It wasn’t that long ago that the proprietor of the local general store provided personalized service to his customers by interacting with them and knowing their needs. He could do this because he was part of the community. He heard about their lives because he chatted with them and with their neighbors. He got to do this because he had their trust and in turn took care of their needs. What he didn’t do was follow them around from store to store peeking in the windows to see what else they were doing. For modern marketers, this practice is becoming an integral part of their communication strategy.
Technology makes it easy for us to track consumers online in order to make more relevant offers or to cleverly nudge them to complete a purchase they abandoned on another web page. However, there is a fine line between sending targeted offers and just plain creeping people out.
Few consumers realize the places they visit on the web can remember what items they looked at on their site, the search terms they used to find the item, and what items they compared it to. Fewer still know that via cookies, marketers can track all the sites they visit, and serve up ads to them across the web, based on browsing activity. So how do you use data in a way that helps bring the customer back but doesn’t come across like a George Orwell book?

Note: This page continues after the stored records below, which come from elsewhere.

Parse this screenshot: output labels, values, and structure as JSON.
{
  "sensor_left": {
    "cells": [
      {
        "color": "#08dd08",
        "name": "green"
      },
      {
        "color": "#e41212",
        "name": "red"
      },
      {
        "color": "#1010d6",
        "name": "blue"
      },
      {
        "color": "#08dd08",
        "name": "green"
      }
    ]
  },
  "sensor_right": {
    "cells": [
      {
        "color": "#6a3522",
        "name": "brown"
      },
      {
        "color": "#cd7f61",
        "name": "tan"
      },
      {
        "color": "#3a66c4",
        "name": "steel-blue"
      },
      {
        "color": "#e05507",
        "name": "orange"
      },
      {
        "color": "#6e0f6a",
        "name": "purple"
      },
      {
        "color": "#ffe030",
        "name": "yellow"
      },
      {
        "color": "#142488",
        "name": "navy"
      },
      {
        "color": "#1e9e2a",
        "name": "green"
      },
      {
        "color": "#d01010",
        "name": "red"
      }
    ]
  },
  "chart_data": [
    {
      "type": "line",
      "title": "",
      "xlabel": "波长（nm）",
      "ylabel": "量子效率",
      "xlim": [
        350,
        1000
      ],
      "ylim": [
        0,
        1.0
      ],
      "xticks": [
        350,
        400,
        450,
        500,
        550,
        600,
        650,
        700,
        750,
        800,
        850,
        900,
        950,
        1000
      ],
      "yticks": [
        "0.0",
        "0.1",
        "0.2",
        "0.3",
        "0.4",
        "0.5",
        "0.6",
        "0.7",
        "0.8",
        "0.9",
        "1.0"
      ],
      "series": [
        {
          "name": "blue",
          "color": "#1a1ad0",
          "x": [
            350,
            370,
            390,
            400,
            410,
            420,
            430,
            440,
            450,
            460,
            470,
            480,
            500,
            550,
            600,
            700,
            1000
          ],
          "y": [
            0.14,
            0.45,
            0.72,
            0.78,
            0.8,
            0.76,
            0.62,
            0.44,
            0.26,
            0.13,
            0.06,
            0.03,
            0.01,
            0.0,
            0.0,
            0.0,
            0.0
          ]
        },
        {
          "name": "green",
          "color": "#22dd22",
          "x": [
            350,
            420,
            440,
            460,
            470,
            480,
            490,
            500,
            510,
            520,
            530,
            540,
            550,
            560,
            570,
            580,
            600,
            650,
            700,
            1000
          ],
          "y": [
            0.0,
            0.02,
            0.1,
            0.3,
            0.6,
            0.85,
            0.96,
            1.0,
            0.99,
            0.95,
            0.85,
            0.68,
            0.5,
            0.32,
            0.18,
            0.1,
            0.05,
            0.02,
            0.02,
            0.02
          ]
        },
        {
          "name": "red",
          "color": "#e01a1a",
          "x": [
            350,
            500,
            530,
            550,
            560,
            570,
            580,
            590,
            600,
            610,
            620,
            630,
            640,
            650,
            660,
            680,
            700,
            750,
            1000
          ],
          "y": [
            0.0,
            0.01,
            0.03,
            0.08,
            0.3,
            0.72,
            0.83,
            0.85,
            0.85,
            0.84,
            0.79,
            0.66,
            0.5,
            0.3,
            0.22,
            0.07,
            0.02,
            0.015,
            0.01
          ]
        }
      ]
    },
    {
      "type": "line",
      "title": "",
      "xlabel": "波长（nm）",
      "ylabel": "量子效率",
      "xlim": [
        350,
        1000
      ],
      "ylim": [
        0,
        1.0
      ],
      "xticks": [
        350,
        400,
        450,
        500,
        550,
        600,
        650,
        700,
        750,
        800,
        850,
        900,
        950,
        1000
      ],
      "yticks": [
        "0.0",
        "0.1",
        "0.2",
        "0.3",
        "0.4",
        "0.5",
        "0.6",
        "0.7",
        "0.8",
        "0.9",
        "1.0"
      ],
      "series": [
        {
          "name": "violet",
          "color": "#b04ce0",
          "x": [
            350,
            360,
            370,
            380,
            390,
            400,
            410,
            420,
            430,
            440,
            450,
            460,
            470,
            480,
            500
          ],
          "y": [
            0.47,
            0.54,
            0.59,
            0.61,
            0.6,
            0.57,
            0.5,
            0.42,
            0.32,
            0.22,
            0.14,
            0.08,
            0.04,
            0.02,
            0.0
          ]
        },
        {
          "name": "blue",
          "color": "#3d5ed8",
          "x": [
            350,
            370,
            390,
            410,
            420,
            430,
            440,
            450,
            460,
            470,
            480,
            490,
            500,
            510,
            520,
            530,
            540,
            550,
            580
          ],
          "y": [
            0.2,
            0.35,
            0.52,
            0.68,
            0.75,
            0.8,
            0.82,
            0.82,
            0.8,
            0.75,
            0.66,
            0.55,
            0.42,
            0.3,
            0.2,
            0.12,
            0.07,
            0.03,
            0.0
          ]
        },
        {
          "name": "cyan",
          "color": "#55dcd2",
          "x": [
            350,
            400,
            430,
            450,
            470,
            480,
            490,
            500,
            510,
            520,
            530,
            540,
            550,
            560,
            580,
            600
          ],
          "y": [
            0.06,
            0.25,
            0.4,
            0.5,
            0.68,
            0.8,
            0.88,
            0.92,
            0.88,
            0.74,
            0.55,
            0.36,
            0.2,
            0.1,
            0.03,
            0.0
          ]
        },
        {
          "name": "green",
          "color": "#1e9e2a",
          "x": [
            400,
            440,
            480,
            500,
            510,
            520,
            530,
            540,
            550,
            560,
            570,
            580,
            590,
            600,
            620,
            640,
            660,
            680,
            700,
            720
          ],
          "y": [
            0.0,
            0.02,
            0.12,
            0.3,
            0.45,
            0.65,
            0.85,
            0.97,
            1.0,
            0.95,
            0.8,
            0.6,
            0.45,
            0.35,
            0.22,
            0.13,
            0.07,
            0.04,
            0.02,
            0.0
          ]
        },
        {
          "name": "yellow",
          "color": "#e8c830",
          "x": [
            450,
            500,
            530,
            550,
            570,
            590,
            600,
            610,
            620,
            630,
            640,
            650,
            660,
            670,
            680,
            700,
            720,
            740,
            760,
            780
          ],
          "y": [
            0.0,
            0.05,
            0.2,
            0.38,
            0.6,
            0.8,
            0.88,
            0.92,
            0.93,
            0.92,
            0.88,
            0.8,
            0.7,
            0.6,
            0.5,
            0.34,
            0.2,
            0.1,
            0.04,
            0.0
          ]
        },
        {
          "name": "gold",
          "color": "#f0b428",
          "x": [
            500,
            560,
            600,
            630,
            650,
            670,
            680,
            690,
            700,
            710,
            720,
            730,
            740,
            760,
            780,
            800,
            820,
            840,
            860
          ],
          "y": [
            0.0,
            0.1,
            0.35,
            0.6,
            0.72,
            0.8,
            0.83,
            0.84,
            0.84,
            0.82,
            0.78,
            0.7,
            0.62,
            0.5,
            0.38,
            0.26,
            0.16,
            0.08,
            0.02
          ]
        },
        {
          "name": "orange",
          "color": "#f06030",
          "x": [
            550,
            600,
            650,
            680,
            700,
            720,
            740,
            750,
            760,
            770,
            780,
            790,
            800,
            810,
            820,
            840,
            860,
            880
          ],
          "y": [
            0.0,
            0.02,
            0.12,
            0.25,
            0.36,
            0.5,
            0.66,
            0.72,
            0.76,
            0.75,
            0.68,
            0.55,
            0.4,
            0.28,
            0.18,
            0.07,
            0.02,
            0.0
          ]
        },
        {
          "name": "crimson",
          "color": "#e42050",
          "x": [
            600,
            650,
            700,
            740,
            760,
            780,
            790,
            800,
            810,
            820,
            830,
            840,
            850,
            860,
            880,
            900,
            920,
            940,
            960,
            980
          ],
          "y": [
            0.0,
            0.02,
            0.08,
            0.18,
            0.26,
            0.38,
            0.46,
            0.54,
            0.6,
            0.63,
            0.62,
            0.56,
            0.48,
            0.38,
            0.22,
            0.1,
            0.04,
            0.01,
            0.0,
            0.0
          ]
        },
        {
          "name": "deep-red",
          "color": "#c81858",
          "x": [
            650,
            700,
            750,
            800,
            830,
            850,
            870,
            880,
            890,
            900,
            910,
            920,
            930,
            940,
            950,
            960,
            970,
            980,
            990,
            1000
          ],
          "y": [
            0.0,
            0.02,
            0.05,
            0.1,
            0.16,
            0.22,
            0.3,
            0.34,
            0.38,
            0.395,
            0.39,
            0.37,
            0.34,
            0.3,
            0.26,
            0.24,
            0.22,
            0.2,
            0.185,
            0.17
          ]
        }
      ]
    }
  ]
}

For me, there are a few key guidelines:
- Be transparent. Recent data breaches have brought privacy concerns to front of mind for many. Don’t put the burden on the user to investigate how their data is used. Tell users what information you are collecting and how you are collecting it. Disclose that you work with third-party vendors if applicable. Use language the average person can understand, not legalese.
- Provide options. Don’t be afraid to give users control over how much personal information they share. Provide options for them to manage that information and explain how you use and share the data you collect.
- Show the value to the consumer. Don’t make it all about you. Show how you can provide a better, more personalized experience through behavioral targeting. When faced with the prospect of totally irrelevant advertising, most people feel sharing some personal information is a fair trade.
Paradoxically, it seems the answer to how to handle the role of technology in monitoring online behavior may be more technology. Start-ups like Personal and Singly aim to let Internet users aggregate and control what specific data is shared and what isn’t. While these companies may never gain wide visibility, the very fact of their existence should act as advance warning to smart marketers. Those that can show honesty and transparency and build trust with their customers now will come out ahead in the evolving “privacy economy.”